After having been requested to exercise a right of stoppage by the Chinese seller of a consignment of televisions to Dick Smith, Toll continued to adhere to the standard operating procedures it had under a master services agreement with Dick Smith. This meant that despite having been requested to exercise a right of stoppage, Toll continued to issue delivery orders to Australian Container Freight Service who had been appointed by Dick Smith to collect containers from the wharf, and then transferred them under bond to ACFS’s warehouse for local handling, unpacking, and redelivery of the goods to Dick Smith.
There was a dispute between the Chinese seller and the liquidator of Dick Smith as to who was entitled to the televisions. Accordingly, Toll commenced proceedings in the Federal Court to seek orders as to who was entitled to the televisions.
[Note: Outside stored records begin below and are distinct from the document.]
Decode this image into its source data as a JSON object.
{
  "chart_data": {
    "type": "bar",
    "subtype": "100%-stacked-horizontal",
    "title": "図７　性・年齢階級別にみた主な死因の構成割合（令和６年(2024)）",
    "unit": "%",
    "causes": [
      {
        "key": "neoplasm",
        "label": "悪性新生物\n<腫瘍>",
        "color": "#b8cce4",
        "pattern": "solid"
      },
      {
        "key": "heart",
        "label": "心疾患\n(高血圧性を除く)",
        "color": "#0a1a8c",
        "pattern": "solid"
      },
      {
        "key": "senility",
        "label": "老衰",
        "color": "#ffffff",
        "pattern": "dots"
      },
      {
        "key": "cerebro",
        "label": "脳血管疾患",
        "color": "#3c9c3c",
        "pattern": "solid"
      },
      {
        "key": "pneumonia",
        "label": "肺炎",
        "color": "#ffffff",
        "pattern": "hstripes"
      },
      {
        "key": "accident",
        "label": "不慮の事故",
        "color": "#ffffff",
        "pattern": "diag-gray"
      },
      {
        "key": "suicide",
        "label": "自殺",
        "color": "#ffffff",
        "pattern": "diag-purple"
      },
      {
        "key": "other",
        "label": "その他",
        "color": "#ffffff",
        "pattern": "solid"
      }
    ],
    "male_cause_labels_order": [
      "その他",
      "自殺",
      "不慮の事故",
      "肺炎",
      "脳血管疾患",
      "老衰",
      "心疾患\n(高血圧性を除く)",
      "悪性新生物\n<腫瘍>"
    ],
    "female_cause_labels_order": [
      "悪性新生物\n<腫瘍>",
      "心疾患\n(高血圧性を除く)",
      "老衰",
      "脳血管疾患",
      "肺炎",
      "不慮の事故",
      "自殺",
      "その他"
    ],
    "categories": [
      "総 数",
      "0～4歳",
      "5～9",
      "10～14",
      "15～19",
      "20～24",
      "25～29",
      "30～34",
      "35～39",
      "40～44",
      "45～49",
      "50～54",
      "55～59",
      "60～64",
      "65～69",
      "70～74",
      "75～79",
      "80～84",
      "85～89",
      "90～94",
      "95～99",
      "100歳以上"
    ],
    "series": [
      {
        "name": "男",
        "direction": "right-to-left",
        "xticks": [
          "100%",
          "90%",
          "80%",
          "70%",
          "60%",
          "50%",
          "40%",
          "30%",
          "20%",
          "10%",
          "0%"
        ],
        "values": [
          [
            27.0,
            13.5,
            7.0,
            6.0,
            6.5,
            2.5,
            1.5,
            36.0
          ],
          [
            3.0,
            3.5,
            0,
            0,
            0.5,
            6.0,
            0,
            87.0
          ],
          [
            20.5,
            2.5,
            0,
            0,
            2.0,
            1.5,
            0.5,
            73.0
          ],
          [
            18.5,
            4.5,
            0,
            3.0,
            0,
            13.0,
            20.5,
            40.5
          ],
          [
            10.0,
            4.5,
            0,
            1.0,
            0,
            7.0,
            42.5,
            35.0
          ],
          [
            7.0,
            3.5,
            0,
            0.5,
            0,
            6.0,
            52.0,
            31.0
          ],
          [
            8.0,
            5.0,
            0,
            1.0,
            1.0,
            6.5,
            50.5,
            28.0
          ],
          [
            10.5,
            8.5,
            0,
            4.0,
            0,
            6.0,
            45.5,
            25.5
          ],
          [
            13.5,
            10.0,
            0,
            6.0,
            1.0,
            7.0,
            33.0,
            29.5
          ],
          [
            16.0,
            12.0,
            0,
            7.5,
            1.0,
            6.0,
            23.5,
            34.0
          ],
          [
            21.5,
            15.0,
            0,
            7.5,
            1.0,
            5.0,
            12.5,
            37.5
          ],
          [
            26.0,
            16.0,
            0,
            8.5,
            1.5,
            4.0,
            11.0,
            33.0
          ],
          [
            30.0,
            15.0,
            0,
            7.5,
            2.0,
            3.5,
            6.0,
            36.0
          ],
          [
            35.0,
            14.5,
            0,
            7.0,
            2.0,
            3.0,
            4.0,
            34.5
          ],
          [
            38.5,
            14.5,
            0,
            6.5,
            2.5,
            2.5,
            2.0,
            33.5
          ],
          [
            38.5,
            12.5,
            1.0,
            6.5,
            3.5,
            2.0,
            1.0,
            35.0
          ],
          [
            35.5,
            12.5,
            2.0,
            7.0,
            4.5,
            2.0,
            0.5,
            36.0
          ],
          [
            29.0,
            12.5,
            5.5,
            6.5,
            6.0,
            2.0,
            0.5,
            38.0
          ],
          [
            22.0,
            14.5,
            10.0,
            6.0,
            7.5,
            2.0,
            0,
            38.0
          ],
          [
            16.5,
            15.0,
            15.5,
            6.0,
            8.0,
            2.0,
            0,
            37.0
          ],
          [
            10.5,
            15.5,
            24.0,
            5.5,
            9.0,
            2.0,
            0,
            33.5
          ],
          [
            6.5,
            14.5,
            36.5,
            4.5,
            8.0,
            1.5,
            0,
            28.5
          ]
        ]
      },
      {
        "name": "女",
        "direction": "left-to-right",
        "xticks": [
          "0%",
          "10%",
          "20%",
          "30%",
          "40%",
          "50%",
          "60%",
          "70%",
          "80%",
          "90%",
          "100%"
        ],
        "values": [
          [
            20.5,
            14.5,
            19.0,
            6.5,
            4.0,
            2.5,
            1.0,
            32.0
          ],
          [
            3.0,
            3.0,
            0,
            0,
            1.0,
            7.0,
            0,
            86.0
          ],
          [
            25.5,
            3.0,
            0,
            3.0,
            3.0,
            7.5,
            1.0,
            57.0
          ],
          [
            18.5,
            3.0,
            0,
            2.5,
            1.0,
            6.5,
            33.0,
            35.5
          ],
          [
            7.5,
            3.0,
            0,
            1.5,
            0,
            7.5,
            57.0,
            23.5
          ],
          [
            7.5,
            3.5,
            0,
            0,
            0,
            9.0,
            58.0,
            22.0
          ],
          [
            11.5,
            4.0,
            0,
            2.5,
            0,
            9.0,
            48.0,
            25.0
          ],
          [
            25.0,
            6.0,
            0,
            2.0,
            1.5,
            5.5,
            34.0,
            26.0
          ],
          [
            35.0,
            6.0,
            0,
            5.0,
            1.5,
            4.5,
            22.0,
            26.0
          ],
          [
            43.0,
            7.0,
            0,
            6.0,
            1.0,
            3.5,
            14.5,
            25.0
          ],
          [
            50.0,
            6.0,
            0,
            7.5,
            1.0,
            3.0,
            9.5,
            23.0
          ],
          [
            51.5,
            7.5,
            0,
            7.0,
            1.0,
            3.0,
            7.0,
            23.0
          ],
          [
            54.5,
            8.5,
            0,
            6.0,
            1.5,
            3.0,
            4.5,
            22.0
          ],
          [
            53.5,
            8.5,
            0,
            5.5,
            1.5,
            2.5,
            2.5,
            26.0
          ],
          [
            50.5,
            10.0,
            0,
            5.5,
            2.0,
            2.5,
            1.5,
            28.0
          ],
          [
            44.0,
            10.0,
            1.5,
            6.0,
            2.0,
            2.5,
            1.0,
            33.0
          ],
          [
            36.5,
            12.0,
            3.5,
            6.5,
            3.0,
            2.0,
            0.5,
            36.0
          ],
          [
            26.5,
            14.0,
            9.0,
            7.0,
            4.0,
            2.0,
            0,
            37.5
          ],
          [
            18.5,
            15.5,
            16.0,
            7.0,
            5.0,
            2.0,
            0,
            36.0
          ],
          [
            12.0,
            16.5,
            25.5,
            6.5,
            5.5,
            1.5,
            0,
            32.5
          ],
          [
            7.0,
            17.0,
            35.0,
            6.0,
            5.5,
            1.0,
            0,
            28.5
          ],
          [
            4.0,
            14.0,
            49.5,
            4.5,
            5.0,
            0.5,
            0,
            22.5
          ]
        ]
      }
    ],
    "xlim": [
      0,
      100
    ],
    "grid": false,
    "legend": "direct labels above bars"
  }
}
The Court found that Toll had delivered the televisions to Dick Smith in violation of the Chinese seller’s right of stoppage and was liable in damages for conversion. This was due to the following:
- Toll’s decision to issue delivery orders to Dick Smith’s appointed cartage service provider who was independent of Toll and unlike Toll, was responsible for all matters involving cartage of Dick Smith’s freight in Australia;
- section 71(f) of the Customs Act 1901 (Cth) allows an import entry to be withdrawn at any time by either the person who lodged the original import entry (in this case Toll), or the person on whose behalf that entry was lodged (Dick Smith). This meant that even though the goods were being moved by Australian Container Freight Service under bond, Dick Smith could withdraw and re-issue the entry for home consumption of the cargo at any time to secure the release of the goods from bond to it; and
- Toll’s failure to request Australian Container Freight Service to hold the goods for the Chinese seller or anyone other than Dick Smith.
Importantly, the decision confirms that even when a freight forwarder has made the Customs entry for home consumption for goods, and the Customs duties remains unpaid, this does not mean that the freight forwarder is still in possession of the goods and has not delivered them to the seller; nor does it mean that only the freight forwarder can pay the customs duties to release the goods from bond and allow them to be delivered to the purchaser.
In light of the above, when a freight forwarder is asked to exercise a right of stoppage, they should hold the cargo for the seller who has requested the right of stoppage be exercised and not undertake any act which favors one party over the other in respect of the goods.
If the freight forwarder is not confident of understanding when delivery of goods to a purchaser occurs or does not know what procedure to follow, then immediately upon being asked to exercise a right of stoppage, it should bring interpleader proceedings, requesting the court to determine who is entitled to possession of the goods in question.